Création d’un stand : comment penser un espace qui attire et raconte votre marque ?

Création d’un stand : comment penser un espace qui attire et raconte votre marque ?

Découvrez les points clés de la conception d’un stand professionnel : design, circulation, mise en valeur des produits, identité de marque et expérience visiteurs pour créer un espace attractif, fonctionnel et mémorable.


Concevoir un stand, ce n’est pas simplement imaginer un bel espace le temps d’un salon.

Quand je travaille sur ce type de projet, je le vois plutôt comme une petite architecture éphémère, capable de concentrer en quelques mètres carrés tout l’univers d’une marque.

Il faut attirer le regard, bien sûr. Mais il faut surtout donner envie de s’approcher, comprendre rapidement ce que l’entreprise propose, découvrir ses produits et pouvoir échanger avec elle.

Et tout cela dans un environnement où chaque exposant cherche, lui aussi, à capter l’attention.

C’est ce qui rend la création d’un stand professionnel particulièrement intéressante : derrière son esthétique se cache une véritable réflexion stratégique.

Avant de dessiner, je cherche à comprendre l’objectif

Je ne commence jamais un stand en me demandant quelle couleur utiliser ou quel mobilier installer.

Je commence par comprendre pourquoi la marque participe à cet événement.

Présenter une nouvelle collection ? Faire découvrir un produit ? Rencontrer de nouveaux clients ? Renforcer son image ? Organiser des démonstrations ? Recevoir des partenaires ?

Cette première réflexion change complètement la manière dont je vais concevoir l’espace.

Un stand destiné à exposer une collection nécessite une vraie hiérarchie dans la présentation des produits. À l’inverse, si l’objectif principal est de générer des échanges commerciaux, je vais davantage travailler les espaces de rencontre, leur accessibilité et leur degré d’intimité.

Pour moi, le design vient ensuite apporter une réponse à ces besoins.

Source : Le Biome x Déborah Duprat / Stand Cabinet d'Étude pour la Rénovation - Foire de Paris

Attirer le regard, mais pas à n’importe quel prix

Dans un salon professionnel, tout attire l’œil.

Couleurs, écrans, éclairages, enseignes, mouvements, produits… Le visiteur est constamment sollicité.

Je trouve justement qu’un stand n’a pas besoin d’en faire toujours plus pour exister.

Je préfère généralement un parti pris fort et identifiable : une architecture singulière, une belle matière, une lumière travaillée, un élément graphique ou une mise en scène suffisamment marquante pour donner envie de regarder une seconde fois.

Le véritable enjeu est de créer une hiérarchie.

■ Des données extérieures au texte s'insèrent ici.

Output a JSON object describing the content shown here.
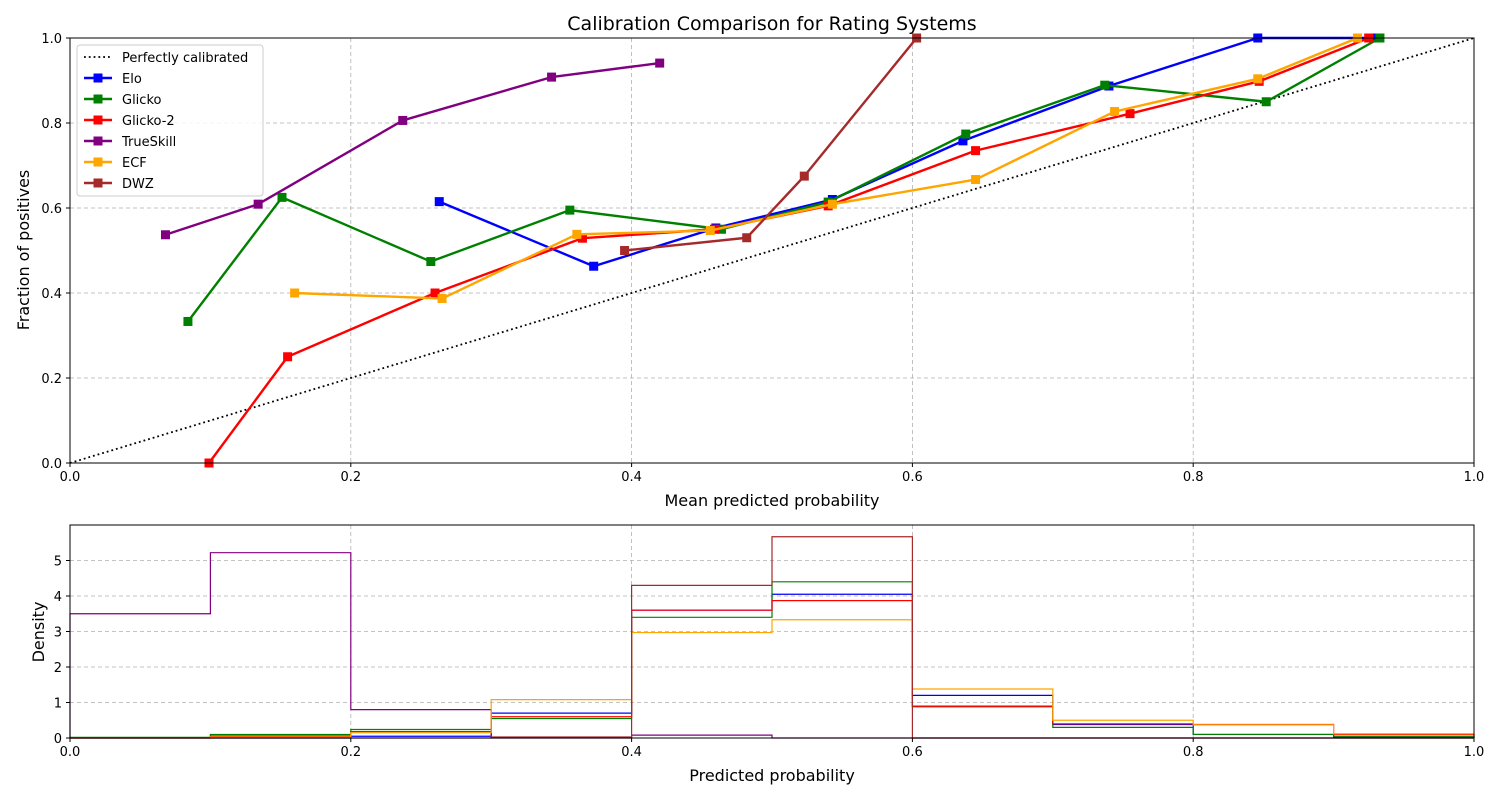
{
  "colors": {
    "Perfectly calibrated": "#000000",
    "Elo": "#0000ff",
    "Glicko": "#008000",
    "Glicko-2": "#ff0000",
    "TrueSkill": "#800080",
    "ECF": "#ffa500",
    "DWZ": "#a52a2a",
    "grid": "#b0b0b0"
  },
  "chart_data": [
    {
      "type": "line",
      "title": "Calibration Comparison for Rating Systems",
      "xlabel": "Mean predicted probability",
      "ylabel": "Fraction of positives",
      "xlim": [
        0,
        1
      ],
      "ylim": [
        0,
        1
      ],
      "xticks": [
        "0.0",
        "0.2",
        "0.4",
        "0.6",
        "0.8",
        "1.0"
      ],
      "yticks": [
        "0.0",
        "0.2",
        "0.4",
        "0.6",
        "0.8",
        "1.0"
      ],
      "grid": true,
      "legend_position": "top-left",
      "reference_line": {
        "name": "Perfectly calibrated",
        "x": [
          0,
          1
        ],
        "y": [
          0,
          1
        ],
        "style": "dotted"
      },
      "series": [
        {
          "name": "Elo",
          "x": [
            0.263,
            0.373,
            0.46,
            0.543,
            0.636,
            0.74,
            0.846,
            0.93
          ],
          "y": [
            0.615,
            0.463,
            0.553,
            0.62,
            0.758,
            0.887,
            1.0,
            1.0
          ]
        },
        {
          "name": "Glicko",
          "x": [
            0.084,
            0.151,
            0.257,
            0.356,
            0.464,
            0.54,
            0.638,
            0.737,
            0.852,
            0.933
          ],
          "y": [
            0.333,
            0.625,
            0.474,
            0.595,
            0.55,
            0.614,
            0.774,
            0.889,
            0.85,
            1.0
          ]
        },
        {
          "name": "Glicko-2",
          "x": [
            0.099,
            0.155,
            0.26,
            0.365,
            0.459,
            0.54,
            0.645,
            0.755,
            0.847,
            0.925
          ],
          "y": [
            0.0,
            0.25,
            0.4,
            0.529,
            0.55,
            0.605,
            0.735,
            0.822,
            0.898,
            1.0
          ]
        },
        {
          "name": "TrueSkill",
          "x": [
            0.068,
            0.134,
            0.237,
            0.343,
            0.42
          ],
          "y": [
            0.537,
            0.609,
            0.806,
            0.908,
            0.941
          ]
        },
        {
          "name": "ECF",
          "x": [
            0.16,
            0.265,
            0.361,
            0.456,
            0.543,
            0.645,
            0.744,
            0.846,
            0.917
          ],
          "y": [
            0.4,
            0.387,
            0.538,
            0.547,
            0.609,
            0.667,
            0.827,
            0.904,
            1.0
          ]
        },
        {
          "name": "DWZ",
          "x": [
            0.395,
            0.482,
            0.523,
            0.603
          ],
          "y": [
            0.5,
            0.53,
            0.675,
            1.0
          ]
        }
      ]
    },
    {
      "type": "histogram",
      "xlabel": "Predicted probability",
      "ylabel": "Density",
      "xlim": [
        0,
        1
      ],
      "ylim": [
        0,
        6
      ],
      "xticks": [
        "0.0",
        "0.2",
        "0.4",
        "0.6",
        "0.8",
        "1.0"
      ],
      "yticks": [
        "0",
        "1",
        "2",
        "3",
        "4",
        "5"
      ],
      "grid": true,
      "bin_edges": [
        0,
        0.1,
        0.2,
        0.3,
        0.4,
        0.5,
        0.6,
        0.7,
        0.8,
        0.9,
        1.0
      ],
      "series": [
        {
          "name": "Elo",
          "values": [
            0.0,
            0.0,
            0.05,
            0.7,
            3.6,
            4.05,
            1.2,
            0.38,
            0.1,
            0.02
          ]
        },
        {
          "name": "Glicko",
          "values": [
            0.02,
            0.1,
            0.24,
            0.55,
            3.4,
            4.4,
            0.9,
            0.3,
            0.1,
            0.05
          ]
        },
        {
          "name": "Glicko-2",
          "values": [
            0.0,
            0.06,
            0.18,
            0.6,
            3.6,
            3.87,
            0.88,
            0.4,
            0.38,
            0.1
          ]
        },
        {
          "name": "TrueSkill",
          "values": [
            3.5,
            5.22,
            0.8,
            0.0,
            0.08,
            0.0,
            0.0,
            0.0,
            0.0,
            0.0
          ]
        },
        {
          "name": "ECF",
          "values": [
            0.0,
            0.03,
            0.15,
            1.08,
            2.97,
            3.33,
            1.38,
            0.5,
            0.37,
            0.12
          ]
        },
        {
          "name": "DWZ",
          "values": [
            0.0,
            0.0,
            0.0,
            0.03,
            4.3,
            5.67,
            0.0,
            0.0,
            0.0,
            0.0
          ]
        }
      ]
    }
  ]
}
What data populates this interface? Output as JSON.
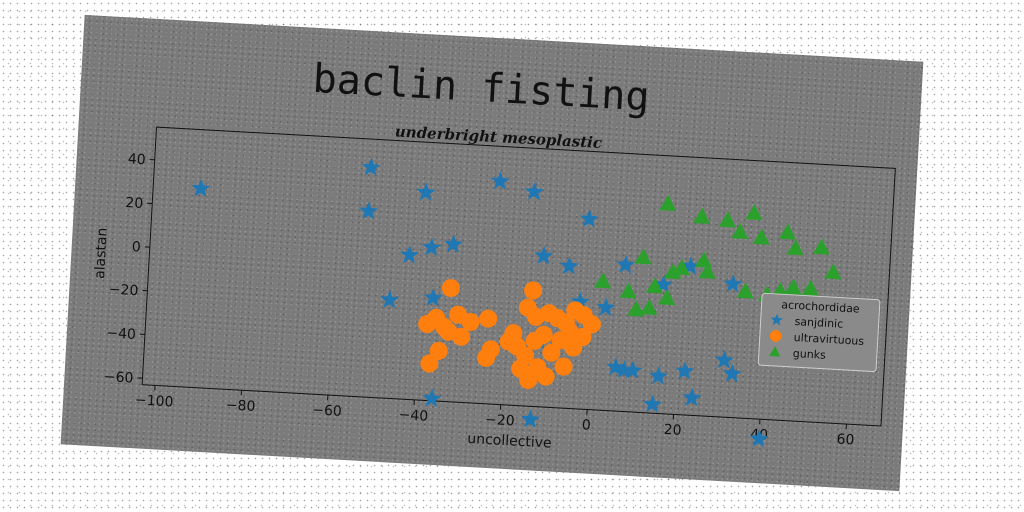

Qu’est-ce que je veux que le visiteur remarque depuis l’allée ? Que doit-il comprendre en quelques secondes ? Quel élément va lui donner envie de s’approcher ?

Le design devient alors un moyen de guider naturellement son regard.

Transformer l’identité graphique en espace

C’est probablement la partie que j’aime le plus.

Une identité de marque existe généralement déjà à travers un logo, des couleurs, une typographie, des photographies ou une manière de communiquer.

Mon travail consiste à me demander : comment faire vivre cette identité dans l’espace ?

Je peux reprendre une forme du logo pour imaginer une arche ou un élément de mobilier. Une couleur peut devenir une matière. Un détail graphique peut se transformer en motif, en découpe ou en élément de signalétique.

Je ne cherche pas simplement à concevoir un joli décor sur lequel viendrait ensuite se poser le logo de l’entreprise.

Je cherche à créer un univers dans lequel on reconnaît réellement la marque.

Cette approche rejoint directement la place que j’accorde au merchandising visuel dans mon travail : le design ne sert pas uniquement l'esthétique, il peut aussi raconter une histoire, valoriser une offre et participer à la performance d'un espace.

Source : Le Biome x Déborah Duprat / Stand Cabinet d'Étude pour la Rénovation - Foire de Paris

Penser au parcours du visiteur

Même lorsqu’un stand ne fait que quelques mètres carrés, je réfléchis toujours à la circulation.

Le visiteur découvre d’abord le stand depuis l’allée. Il l’observe parfois de loin, passe devant, hésite à entrer, puis décide éventuellement de s’arrêter.

Chaque étape compte.

Je travaille donc les ouvertures, les perspectives et l’implantation du mobilier pour éviter de créer des barrières inutiles.

Un comptoir trop imposant en façade peut inconsciemment fermer le stand. Un produit placé au mauvais endroit peut empêcher de voir ce qui se passe derrière. À l’inverse, une perspective bien travaillée peut naturellement attirer le regard vers l’intérieur.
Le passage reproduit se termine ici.